KOTA SERANG, (MBN) – Masih terkait kelanjutan dari penghentian penyidikan yang menimbulkan reaksi negatif dari publik termasuk dari Kompolnas RI, kasus rudapaksa yang dialami gadis difabel (21) yang diperkosa tersangka pelaku EJ (39) dan S (46) asal Kota Serang.
Disampaikan Komisioner Kompolnas RI Poengky Indarti, saran dan masukan dari Kompolnas RI justru menyikapi penghentian penyidikan. Kami mengkritik penghentian penyidikan karena kasus perkosaan bukan delik aduan, sehingga tidak bisa dihentikan perkaranya meski pelapor mencabut laporan.

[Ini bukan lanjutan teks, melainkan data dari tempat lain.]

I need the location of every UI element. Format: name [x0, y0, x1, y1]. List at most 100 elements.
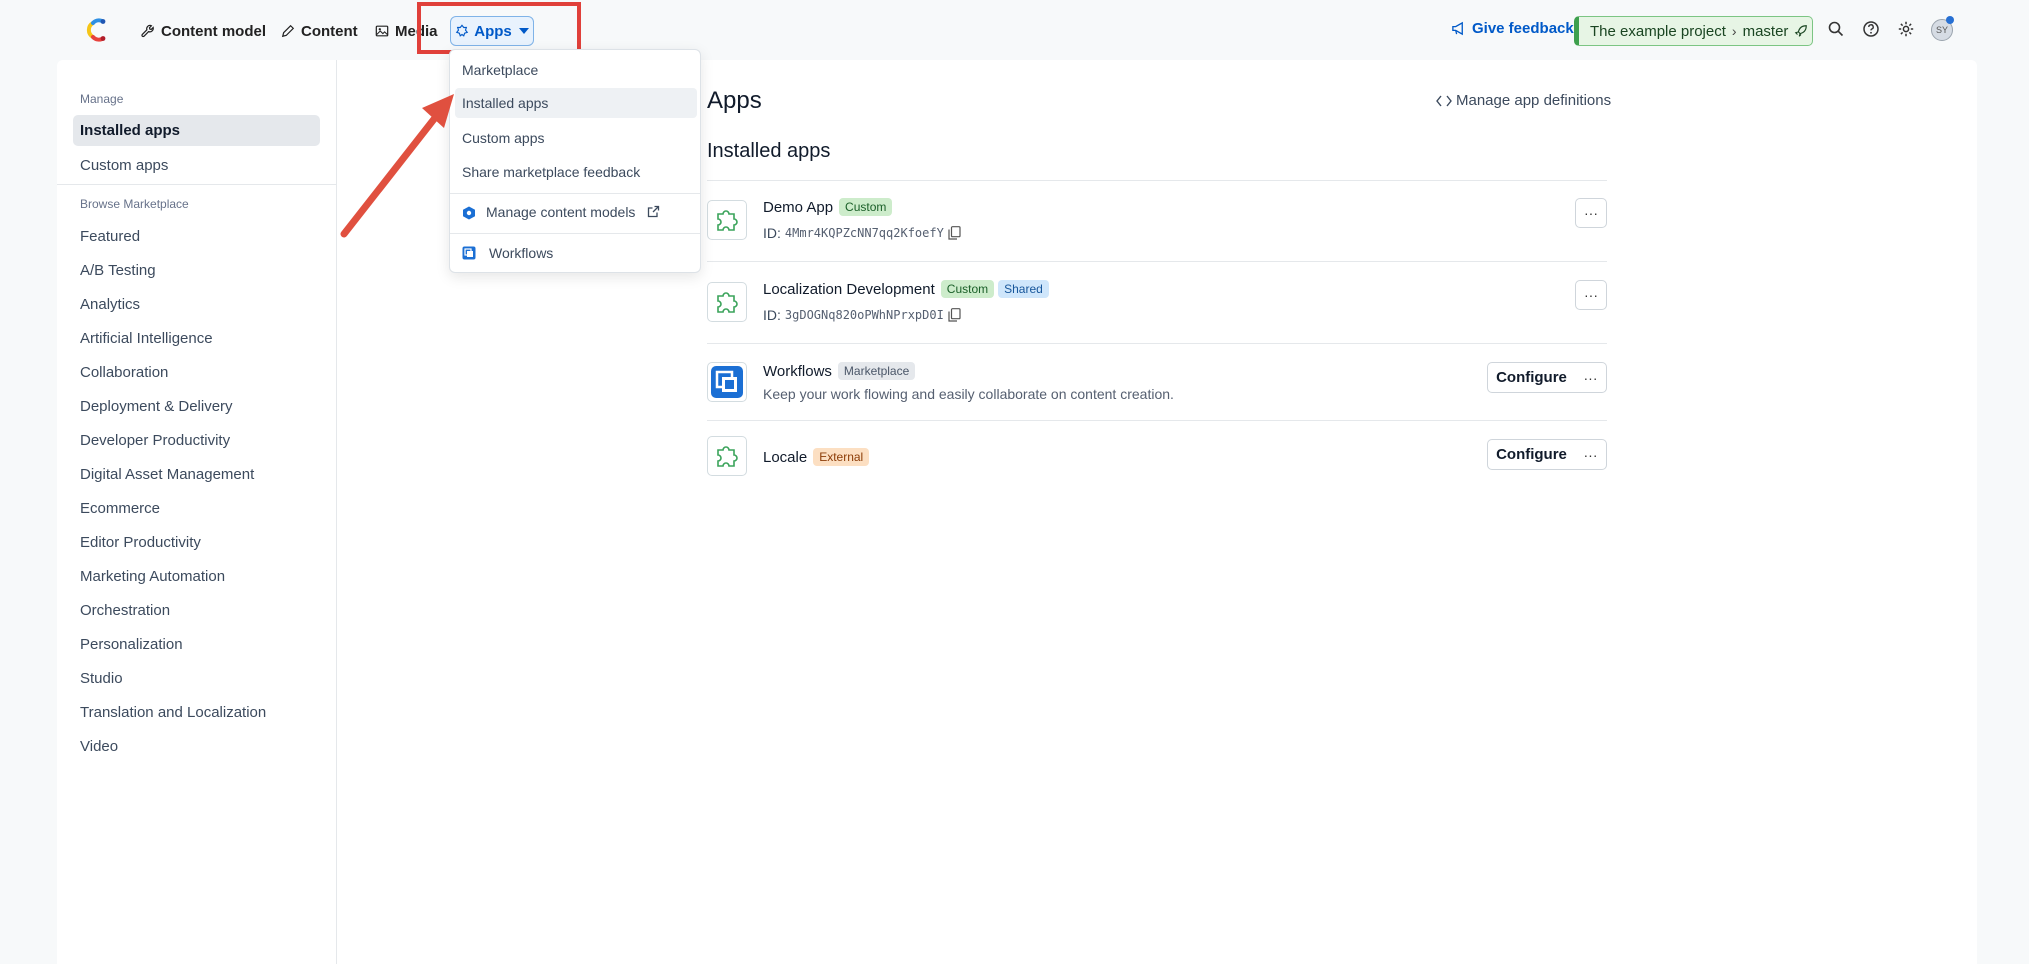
rocket-icon: [1795, 25, 1808, 37]
manage-app-definitions-link[interactable]: Manage app definitions: [1436, 92, 1611, 109]
sidebar-heading-manage: Manage: [80, 92, 124, 106]
nav-content-model-label: Content model: [161, 22, 266, 40]
menu-item-custom-apps[interactable]: Custom apps: [462, 130, 544, 146]
top-bar: Content model Content Media Apps Give fe…: [0, 0, 2029, 60]
app-row-localization-development[interactable]: Localization Development Custom Shared ID:…: [707, 280, 1607, 342]
contentful-logo-icon[interactable]: [84, 17, 108, 43]
sidebar-item-translation-localization[interactable]: Translation and Localization: [80, 704, 266, 721]
app-row-locale[interactable]: Locale External Configure ···: [707, 436, 1607, 482]
sidebar-item-installed-apps-label: Installed apps: [80, 122, 181, 139]
puzzle-icon: [707, 200, 747, 240]
sidebar-item-orchestration[interactable]: Orchestration: [80, 602, 170, 619]
sidebar-item-deployment-delivery[interactable]: Deployment & Delivery: [80, 398, 233, 415]
divider: [450, 193, 700, 194]
page-title: Apps: [707, 87, 762, 114]
badge-marketplace: Marketplace: [837, 362, 916, 380]
sidebar-item-editor-productivity[interactable]: Editor Productivity: [80, 534, 201, 551]
more-actions-button[interactable]: ···: [1575, 439, 1607, 470]
badge-custom: Custom: [940, 280, 995, 298]
notification-dot: [1946, 16, 1954, 24]
sidebar-item-custom-apps[interactable]: Custom apps: [80, 157, 168, 174]
app-row-demo-app[interactable]: Demo App Custom ID: 4Mmr4KQPZcNN7qq2Kfoef…: [707, 198, 1607, 260]
section-title-installed-apps: Installed apps: [707, 140, 831, 162]
sidebar-item-ecommerce[interactable]: Ecommerce: [80, 500, 160, 517]
workflows-app-icon: [707, 362, 747, 402]
more-actions-button[interactable]: ···: [1575, 280, 1607, 310]
app-title: Workflows Marketplace: [763, 362, 916, 380]
menu-item-manage-content-models[interactable]: Manage content models: [486, 204, 660, 220]
more-actions-button[interactable]: ···: [1575, 198, 1607, 228]
puzzle-icon: [707, 436, 747, 476]
give-feedback-label: Give feedback: [1472, 20, 1574, 37]
puzzle-icon: [707, 282, 747, 322]
badge-custom: Custom: [839, 198, 893, 216]
nav-content[interactable]: Content: [281, 18, 358, 44]
menu-item-installed-apps[interactable]: Installed apps: [462, 95, 548, 111]
external-link-icon: [648, 205, 660, 218]
sidebar-item-personalization[interactable]: Personalization: [80, 636, 183, 653]
sidebar-divider: [57, 184, 336, 185]
app-title: Localization Development Custom Shared: [763, 280, 1049, 298]
sidebar-item-marketing-automation[interactable]: Marketing Automation: [80, 568, 225, 585]
copy-icon[interactable]: [948, 226, 961, 240]
app-title: Locale External: [763, 448, 870, 466]
divider: [707, 261, 1607, 262]
annotation-highlight-box: [417, 2, 581, 54]
apps-dropdown-menu: Marketplace Installed apps Custom apps S…: [449, 49, 701, 273]
divider: [450, 233, 700, 234]
sidebar-item-developer-productivity[interactable]: Developer Productivity: [80, 432, 230, 449]
menu-item-workflows[interactable]: Workflows: [489, 245, 553, 261]
nav-content-label: Content: [301, 22, 358, 40]
badge-external: External: [813, 448, 870, 466]
divider: [707, 180, 1607, 181]
sidebar-item-analytics[interactable]: Analytics: [80, 296, 140, 313]
annotation-arrow: [340, 94, 454, 238]
app-id: ID: 4Mmr4KQPZcNN7qq2KfoefY: [763, 225, 961, 241]
sidebar-item-artificial-intelligence[interactable]: Artificial Intelligence: [80, 330, 213, 347]
configure-button[interactable]: Configure: [1487, 439, 1576, 470]
more-actions-button[interactable]: ···: [1575, 362, 1607, 393]
megaphone-icon: [1452, 21, 1463, 36]
menu-item-share-marketplace-feedback[interactable]: Share marketplace feedback: [462, 164, 640, 180]
nav-content-model[interactable]: Content model: [141, 18, 266, 44]
app-name: Workflows: [763, 363, 832, 380]
sidebar-item-ab-testing[interactable]: A/B Testing: [80, 262, 156, 279]
sidebar-item-featured[interactable]: Featured: [80, 228, 140, 245]
image-icon: [375, 25, 389, 37]
app-name: Demo App: [763, 199, 834, 216]
app-title: Demo App Custom: [763, 198, 893, 216]
give-feedback-link[interactable]: Give feedback: [1451, 20, 1574, 37]
search-icon[interactable]: [1827, 20, 1845, 38]
app-id: ID: 3gDOGNq820oPWhNPrxpD0I: [763, 307, 961, 323]
divider: [707, 343, 1607, 344]
sidebar-item-studio[interactable]: Studio: [80, 670, 123, 687]
gear-icon[interactable]: [1897, 20, 1915, 38]
divider: [707, 420, 1607, 421]
environment-switcher[interactable]: The example project › master: [1574, 16, 1813, 46]
sidebar-item-digital-asset-management[interactable]: Digital Asset Management: [80, 466, 254, 483]
app-id-value: 4Mmr4KQPZcNN7qq2KfoefY: [784, 226, 944, 240]
app-description: Keep your work flowing and easily collab…: [763, 386, 1174, 402]
chevron-right-icon: ›: [1731, 23, 1737, 39]
sidebar-item-video[interactable]: Video: [80, 738, 118, 755]
copy-icon[interactable]: [948, 308, 961, 322]
menu-item-marketplace[interactable]: Marketplace: [462, 62, 538, 78]
sidebar-item-collaboration[interactable]: Collaboration: [80, 364, 168, 381]
help-icon[interactable]: [1862, 20, 1880, 38]
pen-icon: [281, 24, 295, 38]
configure-button[interactable]: Configure: [1487, 362, 1576, 393]
app-id-label: ID:: [763, 307, 781, 323]
wrench-icon: [141, 24, 154, 38]
badge-shared: Shared: [998, 280, 1049, 298]
menu-item-manage-content-models-label: Manage content models: [486, 204, 636, 220]
app-name: Locale: [763, 449, 808, 466]
app-row-workflows[interactable]: Workflows Marketplace Keep your work flow…: [707, 362, 1607, 418]
app-id-value: 3gDOGNq820oPWhNPrxpD0I: [784, 308, 944, 322]
env-project-name: The example project: [1590, 22, 1726, 40]
app-id-label: ID:: [763, 225, 781, 241]
code-icon: [1436, 95, 1452, 106]
sidebar-heading-browse-marketplace: Browse Marketplace: [80, 197, 189, 211]
env-branch-name: master: [1742, 22, 1789, 40]
manage-app-definitions-label: Manage app definitions: [1456, 92, 1612, 109]
app-name: Localization Development: [763, 281, 935, 298]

Kami juga mengkritik pencabutan laporan karena alasan Restorative Justice (RJ), padahal Restorative Justice hanya untuk kasus pidana ringan, bukan kasus serius seperti kasus perkosaan.
“Kami juga mengkritik pembebasan tersangka dilakukan pada kasus perkosaan tersebut, apalagi dengan alasan untuk dinikahkan dengan korban, karena tersangka sebelumnya sudah tega melakukan tindakan kejam pada korban, apalagi jika korban kemudian terpaksa dinikahi, maka korban akan rentan mengalami kekerasan lagi,” jelas Poengky Indarti, melalui komunikasi aplikasi yang diterima awak media, Sabtu (29/01/2022).
Lanjut Poengky Indarti, apalagi jika tersangka sudah beristri, maka tersangka juga menyakiti istrinya dengan mengawini perempuan lain. Kami dari Kompolnas RI sangat peduli karena korban adalah perempuan difabel yang seharusnya dilindungi. Oleh karena itu Kompolnas RI merekomendasikan kepada pihak Polda Banten agar penyidik kasus ini diperiksa Propam Polda Banten dan Wassidik Ditreskrimum Polda Banten.
Dalam hal tindak lanjut untuk melanjutkan penyidikan kasus tersebut, Kompolnas RI menyambut baik penyidikan kasus perkosaan tersebut.
“Kasus tersebut dilanjutkan kembali dengan keluarnya surat perintah penyidikan lanjutan. Kami berharap penyidikan kasus ini dilakukan secara profesional, akuntabel, dan transparan dengan dukungan Scientific Crime Investigation (SCI), sehingga segera dapat dilimpahkan ke Kejaksaan dan segera dapat dinyatakan lengkap P-21. Proses hukum yang tegas kepada para pelaku akan memberikan efek jera bagi pelaku. Aparat penegak hukum harus memiliki sensitivitas gender dan melindungi Perempuan korban kekerasan seksual,” tutur Poengky Indarti.